Three major US airlines have pulled some of their Boeing 737 Max jets from revenue service due to an issue related to the type’s “back-up power control unit”.
American Airlines, Southwest Airlines and United Airlines – the only three US carriers that operate 737 Max – have removed some, but not all, of those narrowbodies from service, they say.
American says the issue affects a pool of recently delivered 737 Max but not those examples it received prior to the March 2019 grounding.
Boeing resumed 737 Max deliveries after the Federal Aviation Administration (FAA) lifted the type’s grounding in November 2020.
“Last night, Boeing notified us of a potential production issue with a component in the electrical power system on 17 of our most recently delivered Boeing 737 Max,” American says. “At Boeing’s direction, we have temporarily removed these 17 aircraft from service in order to complete necessary inspections and make any changes recommended or required by Boeing or the Federal Aviation Administration.”
Another 24 of American’s 737 Max “are not affected by this issue, as they were produced and delivered prior to the un-grounding”, American says. “We will continue to work with the FAA, Boeing and our union leaders and their safety teams as a thorough assessment of the issue is completed.”
Boeing disclosed on 9 April that it had recommended that 16 airlines “address a potential electrical issue in a specific group of 737 Max airplanes prior to further operations”.
“The recommendation is being made to allow for verification that a sufficient ground path exists for a component of the electrical power system,” Boeing added.
The company does not specify how many jets are affected by its recommendation. Globally, 176 737 Max are active in the fleets of 22 airlines, according to Cirium fleets data.
The FAA issued a brief statement on 9 April mentioning the Max’s back-up power control unit.
“Boeing notified the FAA late Thursday that it is recommending that operators of certain Boeing 737 Max airplanes temporarily remove them from service to address a manufacturing issue that could affect the operation of a back-up power control unit,” the FAA says. “The FAA is in contact with the airlines and the manufacturer and will ensure the issue is addressed.”

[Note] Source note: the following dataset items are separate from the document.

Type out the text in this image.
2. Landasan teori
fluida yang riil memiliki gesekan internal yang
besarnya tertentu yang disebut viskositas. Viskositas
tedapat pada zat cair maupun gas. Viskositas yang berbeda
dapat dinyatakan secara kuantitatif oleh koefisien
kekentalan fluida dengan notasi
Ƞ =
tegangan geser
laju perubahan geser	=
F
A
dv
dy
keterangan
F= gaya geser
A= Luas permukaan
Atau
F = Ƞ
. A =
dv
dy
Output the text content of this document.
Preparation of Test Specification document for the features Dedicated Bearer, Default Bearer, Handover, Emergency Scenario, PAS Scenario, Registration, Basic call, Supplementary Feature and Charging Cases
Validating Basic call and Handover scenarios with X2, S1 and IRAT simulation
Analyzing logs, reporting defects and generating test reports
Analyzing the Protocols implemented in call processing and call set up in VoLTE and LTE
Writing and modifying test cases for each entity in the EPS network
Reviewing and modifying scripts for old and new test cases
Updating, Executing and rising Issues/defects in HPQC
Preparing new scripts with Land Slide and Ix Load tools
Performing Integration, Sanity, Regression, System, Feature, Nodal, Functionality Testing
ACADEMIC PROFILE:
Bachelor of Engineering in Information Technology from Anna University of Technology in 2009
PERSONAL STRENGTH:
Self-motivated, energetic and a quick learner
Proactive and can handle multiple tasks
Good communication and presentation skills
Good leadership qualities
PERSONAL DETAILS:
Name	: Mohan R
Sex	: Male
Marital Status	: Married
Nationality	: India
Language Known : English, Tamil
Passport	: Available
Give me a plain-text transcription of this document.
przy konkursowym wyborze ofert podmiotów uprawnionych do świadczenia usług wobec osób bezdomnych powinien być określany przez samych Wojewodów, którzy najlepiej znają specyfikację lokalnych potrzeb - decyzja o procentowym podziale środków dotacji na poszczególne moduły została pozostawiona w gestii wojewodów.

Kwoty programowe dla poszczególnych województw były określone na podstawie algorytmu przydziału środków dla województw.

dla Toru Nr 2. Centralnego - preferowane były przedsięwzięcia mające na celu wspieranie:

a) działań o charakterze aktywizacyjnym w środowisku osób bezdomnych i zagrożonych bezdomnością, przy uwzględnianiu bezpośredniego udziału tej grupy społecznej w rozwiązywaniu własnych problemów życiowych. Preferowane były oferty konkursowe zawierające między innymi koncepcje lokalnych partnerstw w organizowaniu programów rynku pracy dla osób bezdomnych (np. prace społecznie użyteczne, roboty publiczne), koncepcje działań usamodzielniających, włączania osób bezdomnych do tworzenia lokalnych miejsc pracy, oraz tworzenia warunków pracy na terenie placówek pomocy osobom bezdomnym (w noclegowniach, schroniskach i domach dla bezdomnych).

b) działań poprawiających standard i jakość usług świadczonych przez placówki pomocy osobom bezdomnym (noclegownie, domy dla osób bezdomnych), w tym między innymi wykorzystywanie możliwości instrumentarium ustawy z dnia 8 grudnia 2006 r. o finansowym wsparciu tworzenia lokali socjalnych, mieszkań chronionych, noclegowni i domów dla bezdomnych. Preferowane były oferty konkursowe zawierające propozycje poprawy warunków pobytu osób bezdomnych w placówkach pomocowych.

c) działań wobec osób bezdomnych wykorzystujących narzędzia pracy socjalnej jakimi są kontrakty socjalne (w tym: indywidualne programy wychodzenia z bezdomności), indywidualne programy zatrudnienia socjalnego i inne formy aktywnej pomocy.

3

Neither the FAA nor Boeing has provided more details about the control unit, or what it does.
Chicago-based United has pulled 16 of its 30 737 Max from service.
“Starting immediately and out of an abundance of caution, we are voluntarily and temporarily removing 16 Boeing 737 Max aircraft from our schedule”,” United says.
“We have been in touch with the FAA and Boeing and will continue to work closely with them to determine any additional steps that are needed to ensure these aircraft meet our rigorous safety standards and can return to service.”
United is working with Boeing to “understand the timeline for returning the aircraft” to service, it adds.
Dallas-based Southwest has taken 30 of its 58 737 Max out of revenue flying, describing the concern as related to a “potential electrical grounding path issue”.
“Southwest anticipates minimal disruption to our operation,” the airline says, noting that it has been operating only 15 of its Max jets daily.